The eternalization of ephemera

How much of the past will you give up? How many Web Archives do we need? Should national libraries diversify this task? What about archiving photos citizens take? Or distributing Beatles tunes? Should taxpayers archive TV shows?

When ephemera goes digital, how might we think of preserving some of it?

These are some of the questions asked by Lynne Brindley, head of the British Library, in The Observer today.

The Web breaks a lot… gossamer strands of hyperlinked documents, built over months and years, linkrotted in a blink. It’s wonderful to look at today’s Web, but yesterday’s Web has already been torn away, discarded.

The Internet Archive has been saving the Web for over a decade now. It works by regularly spidering, timestamping, and storing the Web. Enter an URL and you’ll see all the archived pages.

They already collect movies and other ephemera as well as webpages… one early media archive was the Macromedia Collection, a listing of the 1990s multimedia CD-ROMs submitted to the “Made With Macromedia” program.

In 2003 its beta search engine offered a way to trace word occurrences back through time, similar to Google Labs’ timeline view offered for webpages alive today. It would still be nice to search back through every bit of info that’s ever been part of The Web though… the Zoetrope project [PDF] at the Adobe Advanced Technology Labs shows possible interfaces for such engines. We may not have a search engine for the full timebased Web yet, but at least we’ve got one archive.

The Internet Archive is essential, but single-sourcing history is scary. This effort lives on donations. It is mirrored, but one big earthquake could halt the archiving process.

It would be very good to have multiple groups, in multiple regions, archiving as much of the Web as each can handle. It shouldn’t be left up to one group. There’s a risk of politicalization if it’s all politically funded — what to monitor, what to feed to the memory hole — so diversity among archivers seems desirable. We definitely need to be able to search the Web as it was.
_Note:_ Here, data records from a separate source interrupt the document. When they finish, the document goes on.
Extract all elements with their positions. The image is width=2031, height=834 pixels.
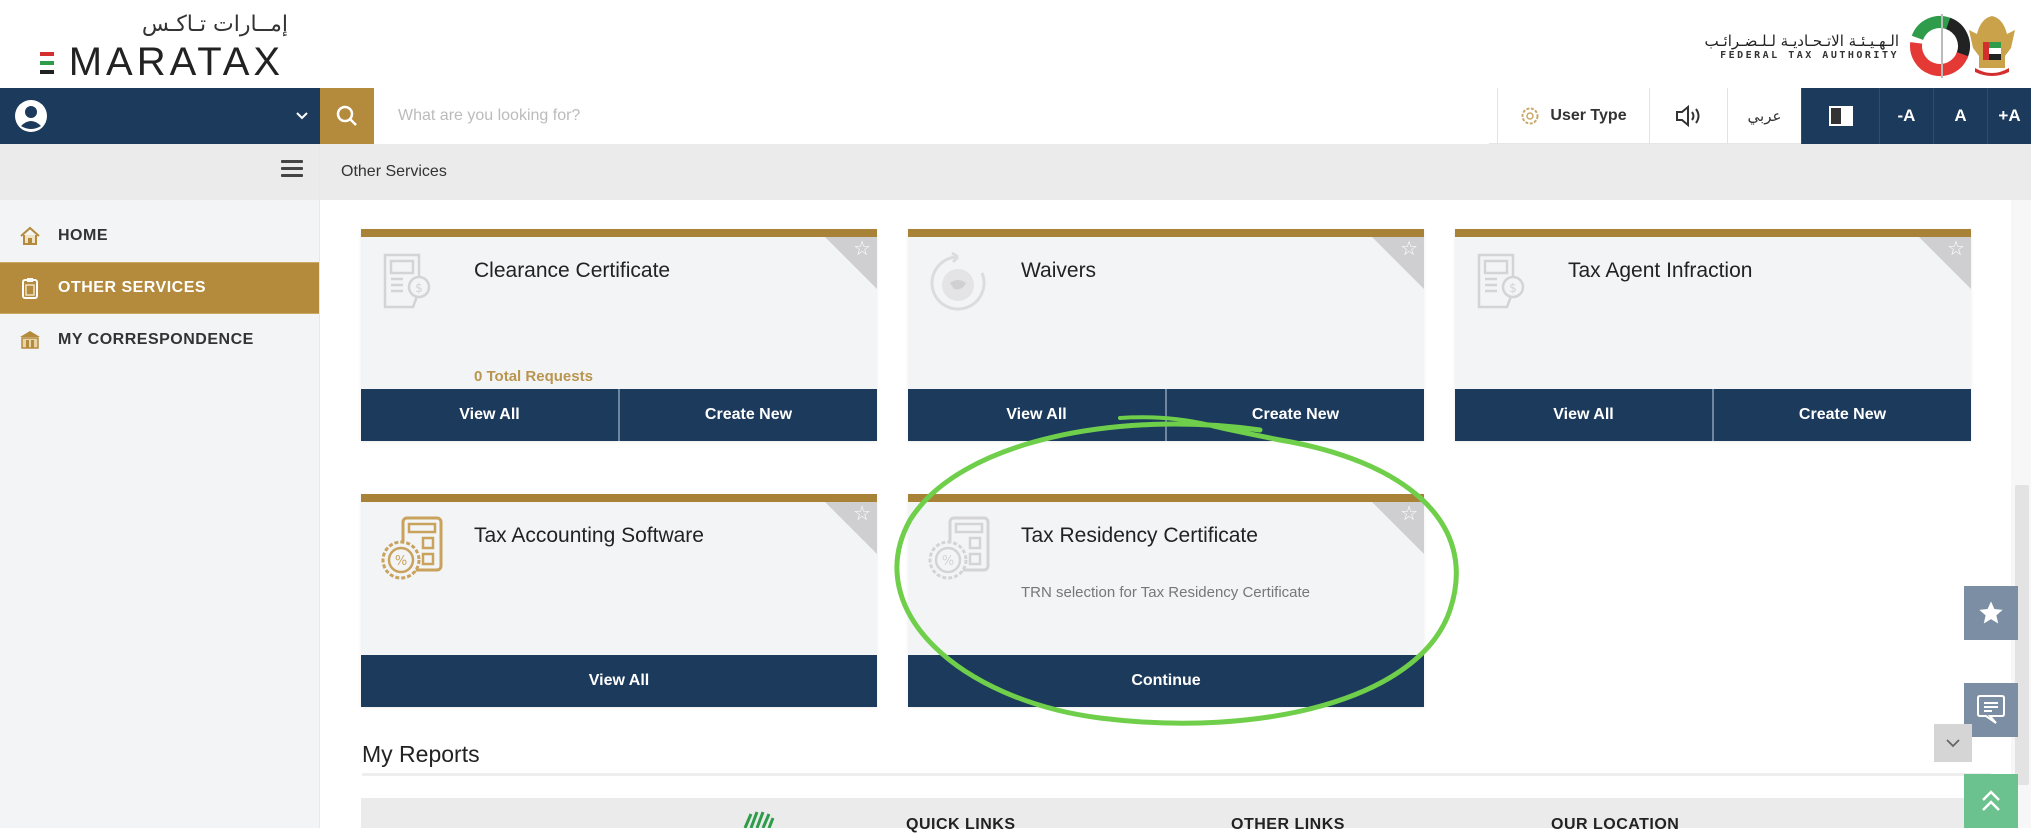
svg-text:$: $: [415, 281, 423, 295]
contrast-icon: [1828, 106, 1853, 126]
my-reports-heading: My Reports: [362, 741, 480, 767]
header-divider: [1941, 14, 1943, 78]
font-reset-button[interactable]: A: [1933, 88, 1987, 144]
service-card-tax-accounting-software: ☆ % Tax Accounting Software View All: [361, 494, 877, 707]
search-button[interactable]: [320, 88, 374, 144]
sidebar: HOME OTHER SERVICES MY CORRESPONDENCE: [0, 144, 320, 828]
font-decrease-button[interactable]: -A: [1879, 88, 1933, 144]
certificate-icon: $: [1477, 253, 1525, 309]
service-card-waivers: ☆ Waivers View All Create New: [908, 229, 1424, 441]
calculator-percent-icon: %: [928, 516, 990, 580]
footer-fta-logo-icon: [743, 811, 775, 828]
back-to-top-button[interactable]: [1964, 774, 2018, 828]
svg-text:%: %: [395, 554, 407, 569]
top-navbar: User Type عربي -A A +A: [0, 88, 2031, 144]
card-subtitle: TRN selection for Tax Residency Certific…: [1021, 584, 1310, 601]
breadcrumb-current: Other Services: [341, 163, 447, 180]
sidebar-item-other-services[interactable]: OTHER SERVICES: [0, 262, 319, 314]
svg-text:$: $: [1509, 281, 1517, 295]
emaratax-logo[interactable]: إمــارات تـاكـس EMARATAX: [38, 10, 288, 84]
gear-icon: [1521, 107, 1539, 125]
footer-heading-our-location: OUR LOCATION: [1551, 816, 1680, 833]
sidebar-item-label: MY CORRESPONDENCE: [58, 331, 254, 348]
card-title: Clearance Certificate: [474, 259, 671, 282]
language-toggle[interactable]: عربي: [1727, 88, 1801, 144]
user-type-label: User Type: [1550, 107, 1627, 124]
fta-emblem-icon: [1910, 16, 1970, 76]
card-title: Tax Residency Certificate: [1021, 524, 1258, 547]
fta-english: FEDERAL TAX AUTHORITY: [1720, 49, 1899, 61]
view-all-button[interactable]: View All: [361, 655, 877, 707]
card-title: Tax Accounting Software: [474, 524, 704, 547]
double-chevron-up-icon: [1982, 790, 2000, 811]
clipboard-icon: [18, 276, 42, 300]
footer-heading-other-links: OTHER LINKS: [1231, 816, 1345, 833]
waiver-cycle-icon: [930, 251, 986, 311]
star-filled-icon: [1979, 601, 2003, 624]
header: إمــارات تـاكـس EMARATAX الـهـيـئـة الات…: [0, 0, 2031, 88]
star-icon[interactable]: ☆: [1400, 504, 1418, 524]
sidebar-item-label: OTHER SERVICES: [58, 279, 207, 296]
font-increase-button[interactable]: +A: [1987, 88, 2031, 144]
calculator-percent-icon: %: [381, 516, 443, 580]
building-icon: [18, 328, 42, 352]
hamburger-menu-icon[interactable]: [281, 160, 303, 180]
contrast-toggle[interactable]: [1801, 88, 1879, 144]
certificate-icon: $: [383, 253, 431, 309]
user-type-button[interactable]: User Type: [1497, 88, 1649, 144]
sidebar-item-my-correspondence[interactable]: MY CORRESPONDENCE: [0, 314, 319, 366]
chevron-down-icon: [1946, 739, 1960, 748]
star-icon[interactable]: ☆: [853, 239, 871, 259]
logo-text: EMARATAX: [68, 40, 285, 84]
create-new-button[interactable]: Create New: [1165, 389, 1424, 441]
create-new-button[interactable]: Create New: [1712, 389, 1971, 441]
sidebar-item-label: HOME: [58, 227, 108, 244]
uae-emblem-icon: [1969, 16, 2015, 76]
service-card-tax-residency-certificate: ☆ % Tax Residency Certificate TRN select…: [908, 494, 1424, 707]
fta-arabic: الـهـيـئـة الاتـحـاديـة لـلـضـرائـب: [1704, 31, 1899, 50]
reports-divider: [362, 773, 1991, 776]
svg-text:%: %: [942, 554, 954, 569]
service-card-clearance-certificate: ☆ $ Clearance Certificate 0 Total Reques…: [361, 229, 877, 441]
star-icon[interactable]: ☆: [853, 504, 871, 524]
search-input[interactable]: [374, 88, 1489, 144]
continue-button[interactable]: Continue: [908, 655, 1424, 707]
view-all-button[interactable]: View All: [361, 389, 618, 441]
chat-float-button[interactable]: [1964, 683, 2018, 737]
sidebar-item-home[interactable]: HOME: [0, 210, 319, 262]
nav-tools: User Type عربي -A A +A: [1497, 88, 2031, 144]
fta-logo[interactable]: الـهـيـئـة الاتـحـاديـة لـلـضـرائـب FEDE…: [1704, 12, 1971, 80]
main-content: ☆ $ Clearance Certificate 0 Total Reques…: [320, 200, 2011, 828]
chevron-down-icon: [296, 112, 308, 120]
collapse-button[interactable]: [1934, 724, 1972, 762]
footer-heading-quick-links: QUICK LINKS: [906, 816, 1016, 833]
home-icon: [18, 224, 42, 248]
user-avatar-icon: [15, 100, 47, 132]
favorites-float-button[interactable]: [1964, 586, 2018, 640]
text-to-speech-button[interactable]: [1649, 88, 1727, 144]
chat-icon: [1977, 695, 2005, 724]
view-all-button[interactable]: View All: [1455, 389, 1712, 441]
user-menu[interactable]: [0, 88, 320, 144]
view-all-button[interactable]: View All: [908, 389, 1165, 441]
logo-arabic: إمــارات تـاكـس: [141, 12, 288, 37]
speaker-icon: [1675, 105, 1699, 127]
service-card-tax-agent-infraction: ☆ $ Tax Agent Infraction View All Create…: [1455, 229, 1971, 441]
card-title: Tax Agent Infraction: [1568, 259, 1753, 282]
breadcrumb: Other Services: [320, 144, 2031, 200]
card-title: Waivers: [1021, 259, 1097, 282]
star-icon[interactable]: ☆: [1400, 239, 1418, 259]
total-requests-count[interactable]: 0 Total Requests: [474, 368, 593, 385]
create-new-button[interactable]: Create New: [618, 389, 877, 441]
search-icon: [336, 105, 357, 126]
star-icon[interactable]: ☆: [1947, 239, 1965, 259]
footer: QUICK LINKS OTHER LINKS OUR LOCATION: [361, 798, 1970, 833]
If the British Library can archive .UK websites during the London 2012 Games, that would be a great help.

But at bottom is the question: “How much of our digital lives should we preserve, and how much should we let just float away?” I’m definitely concerned about “Saving the Web”, and have always admired the Internet Archive folks for getting up and doing something about it.

But “think of those thousands of digital photographs that lie hidden on our computers” doesn’t seem to me as vital — the good photos usually get on the Web at some point. And “a right to the Beatles”, that’s sounding rather grandiose. Start small, archive the Web as it tears apart each day, that seems more important.

I don’t know… do you ever feel a guilty pang about not archiving a hard drive before tossing it away? How much of our bits should we keep?

3 Responses to The eternalization of ephemera

  1. Chris Brind says:

    Unless I missed it, you don’t actually explain *why* archiving the Internet is essential.
    I feel a great loss when I read about ancient monuments and paper based records being destroyed, but the web is not that. I don’t believe it was ever intended that the Internet’s primary purpose was for recording historical information. That can be the function of sites that choose to make it such.
    When does the archiving stop? And what makes one site more important than another? Would you archive the Yellow Pages, for instance?
    To me, the majority of the web is more like a phone call; a short blast of communication. It can be noted or recorded for training purposes, but that’s usually, it is transitory. Don’t tell me you record all your phone calls?

  2. Karl says:

    Meet the personal Web “Time Machine” (aka metaphor of Apple backup system).
    When we surf the Web, we should be able to have a local archive of what we have surfed in time. Be it by Web site or Web page or everything is a UI question. But the principle is that we should be able to all keep memories of it if we wish. The “fragility” of the Web is the lack of duplication. Imagine for a reason X or Y and Google disappears. There was only one copy in addition of the Web site.
    When a library is burning or closing, it is likely that there will be other copies elsewhere in the world at people’s place and/or in other libraries. Usenet has been in the past saved from darkness because of the way the protocol duplicates the content on different sites.
    So I want to have my own local Web archives of what I have been through. The same URI displayed through time. Visited in May 17, 1994. Visited in March 24, 2001. etc.

  3. John Dowdell says:

    Chris, true, I wasn’t trying to convince people who don’t think the Web should be saved, or who think the Web should not be saved. Lynne Brindley made some arguments on that case. (I agree with your overall quest of figuring what’s worth saving.)
    Karl, good point that an individual will be able to store what they see.